The fourth annual HealthGrades Patient Safety in American Hospitals Study, put out by HealthGrades, an independent health care ratings company, examined over 40 million Medicare hospitalization records at almost 5,000 hospitals from 2003 to 2005.
The study found that there were 1.16 million patient safety incidents among Medicare patients during the three years of the study. That works out to an incidence rate of 2.86 percent. During those three years, there were 247,662 potentially preventable deaths in U.S. hospitals. Medicare patients involved in one or more safety incidents had a 25 percent chance of dying. The excess cost to Medicare associated with patient safety incidents was $8.6 billion from 2003 to 2005.
Sixteen types of patient-safety incidents were reviewed, and the rate of occurrence for ten types increased over the three years of the study, by an average of almost 12 percent.
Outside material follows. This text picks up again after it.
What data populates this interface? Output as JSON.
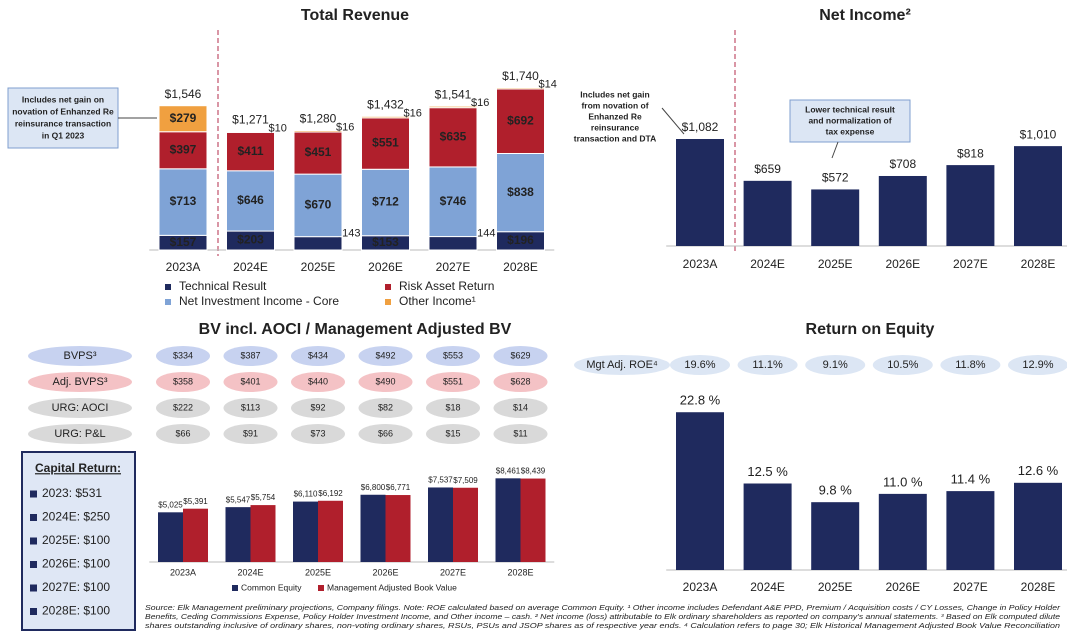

The greatest increases were in post-operative sepsis (about 34.3 percent); post-operative respiratory failure (18.7 percent); and selected infections due to medical care (about 12.2 percent).
Incidents with the highest occurrence rates were decubitus ulcer (pressure sores or commonly called bed sores); failure to rescue; and post-operative respiratory failure.
If all hospitals had performed at the same level as the top-rated hospitals, about 206,286 patient safety incidents and 34,393 Medicare patient deaths could have been avoided, resulting in $1.74 billion in savings.
To avoid becoming a statistic the next time you or a loved one visits a hospital, you may which to consider these recommendations:

  • If you have a choice, choose a hospital at which many patients have the procedure or surgery you need. Research shows that patients tend to have better results when they are treated in hospitals that have a great deal of experience with their condition.

  • If you are in a hospital, consider asking all health care workers who have direct contact with you whether they have washed their hands. Handwashing is an important way to prevent the spread of infections in hospitals.

  • When you are being discharged from the hospital, ask your doctor to explain the treatment plan you will use at home. This includes learning about your medicines and finding out when you can get back to your regular activities. Research shows that at discharge time, doctors think their patients understand more than they really do about what they should or should not do when they return home.